Unlike most modern sailboats, which feature a toe rail mounted around the perimeter of the deck, our 1980 Valiant 40 features a full cap rail. It essentially lowers the deck about six inches below the top level of the hullsides, offering protection from slips as well as a place to stand on the leeward beam when the boat is heeling. There are hawseholes at the bow and stern to accommodate bow and stern cleats for securing dock lines, but there are no hawseholes at the beam, obviously, because the beam is frequently underwater while the boat is underway.

Thus, there are no cleats amidship, and spring lines must be rigged from the bow or stern, as shown in the photo above. This is inconvenient for a couple of reasons. In some docking situations, the spring lines end up being excessively long, reducing their effectiveness at holding the boat in place. And because of their position, the spring lines tend to rub against the hull and cause minor damage, especially when they are occasionally dipping into the water, picking up sediment and sea life. Before Mike and I moved Whispering Jesse to an adjacent slip at Delegal Creek Marina the morning after our arrival there, the overnight rubbing of a spring line caused some damage to the boat's adhesive name letters on the port side near the stern. So adding a pair of midship cleats might not be a bad idea.

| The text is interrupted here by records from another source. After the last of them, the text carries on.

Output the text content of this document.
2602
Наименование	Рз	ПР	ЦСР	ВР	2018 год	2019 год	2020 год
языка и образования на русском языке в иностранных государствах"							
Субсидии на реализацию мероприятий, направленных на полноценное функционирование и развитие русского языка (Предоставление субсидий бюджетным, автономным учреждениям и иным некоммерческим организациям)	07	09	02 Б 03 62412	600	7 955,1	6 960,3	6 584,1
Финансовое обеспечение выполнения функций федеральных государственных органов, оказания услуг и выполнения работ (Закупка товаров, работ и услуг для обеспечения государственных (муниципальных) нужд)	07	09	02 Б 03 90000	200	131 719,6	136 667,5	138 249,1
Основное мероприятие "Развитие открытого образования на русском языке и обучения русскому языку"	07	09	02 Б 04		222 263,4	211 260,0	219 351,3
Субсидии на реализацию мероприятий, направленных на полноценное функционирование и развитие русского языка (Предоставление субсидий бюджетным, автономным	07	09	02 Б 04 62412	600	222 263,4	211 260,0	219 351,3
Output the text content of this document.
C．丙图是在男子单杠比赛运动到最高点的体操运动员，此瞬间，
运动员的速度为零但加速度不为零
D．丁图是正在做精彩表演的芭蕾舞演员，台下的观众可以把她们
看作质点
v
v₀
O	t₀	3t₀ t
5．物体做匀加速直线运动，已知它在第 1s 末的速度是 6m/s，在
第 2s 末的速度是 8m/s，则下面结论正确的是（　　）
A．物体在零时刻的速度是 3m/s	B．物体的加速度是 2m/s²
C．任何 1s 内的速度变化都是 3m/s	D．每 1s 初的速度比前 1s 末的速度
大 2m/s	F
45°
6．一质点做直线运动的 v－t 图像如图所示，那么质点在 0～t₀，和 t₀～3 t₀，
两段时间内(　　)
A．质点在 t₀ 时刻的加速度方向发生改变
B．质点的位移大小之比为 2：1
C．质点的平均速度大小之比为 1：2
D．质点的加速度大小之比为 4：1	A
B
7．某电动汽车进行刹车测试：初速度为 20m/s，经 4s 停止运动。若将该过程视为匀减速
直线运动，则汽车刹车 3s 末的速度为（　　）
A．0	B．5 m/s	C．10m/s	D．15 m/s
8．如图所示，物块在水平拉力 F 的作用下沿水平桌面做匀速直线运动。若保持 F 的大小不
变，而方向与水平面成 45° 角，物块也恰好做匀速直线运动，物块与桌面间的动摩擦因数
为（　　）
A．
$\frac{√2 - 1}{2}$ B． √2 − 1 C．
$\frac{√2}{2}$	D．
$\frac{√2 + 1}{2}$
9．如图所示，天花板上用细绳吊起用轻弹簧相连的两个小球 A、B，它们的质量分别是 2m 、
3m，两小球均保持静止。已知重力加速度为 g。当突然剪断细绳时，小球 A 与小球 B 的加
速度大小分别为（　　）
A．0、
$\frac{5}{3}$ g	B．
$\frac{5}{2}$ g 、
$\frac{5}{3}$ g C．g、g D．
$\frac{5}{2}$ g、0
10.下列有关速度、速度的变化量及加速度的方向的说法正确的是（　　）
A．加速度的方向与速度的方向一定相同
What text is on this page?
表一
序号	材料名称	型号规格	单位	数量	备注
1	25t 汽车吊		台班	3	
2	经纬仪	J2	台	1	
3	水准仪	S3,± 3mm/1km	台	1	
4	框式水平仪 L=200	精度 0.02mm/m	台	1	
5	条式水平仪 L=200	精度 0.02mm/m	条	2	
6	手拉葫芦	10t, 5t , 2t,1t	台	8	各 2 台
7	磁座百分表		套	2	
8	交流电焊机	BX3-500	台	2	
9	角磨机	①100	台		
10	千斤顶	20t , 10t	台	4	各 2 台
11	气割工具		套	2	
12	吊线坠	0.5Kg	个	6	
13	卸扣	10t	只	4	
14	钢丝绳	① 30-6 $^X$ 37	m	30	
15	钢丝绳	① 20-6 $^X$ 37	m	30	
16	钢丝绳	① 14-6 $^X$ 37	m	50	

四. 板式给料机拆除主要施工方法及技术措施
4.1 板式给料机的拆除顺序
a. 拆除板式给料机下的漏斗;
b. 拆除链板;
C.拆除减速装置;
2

Stainless steel cleat manufactured by New Found Metals
Searching the Internet, I found that New Found Metals (, the manufacturer of our boat's spiffy new stainless steel portlights, also makes ten-inch stainless steel cleats that look just like our boat's stock ones. I'm thinking they could be attached directly to the cap rails, but I will get advice from a boatyard first. It might be more prudent to mount them to the deck, near the closely-spaced chainplates on either beam, and then also attach chocks on the cap rail to limit chafing.

It's looking like Nan and I will be headed out to Savannah in early April, along with assorted family members, to work on the boat and do some sailing to nearby destinations, perhaps Tybee Island or Hilton Head Island. I will keep you posted on plans for the trip, as well as on other future boat projects.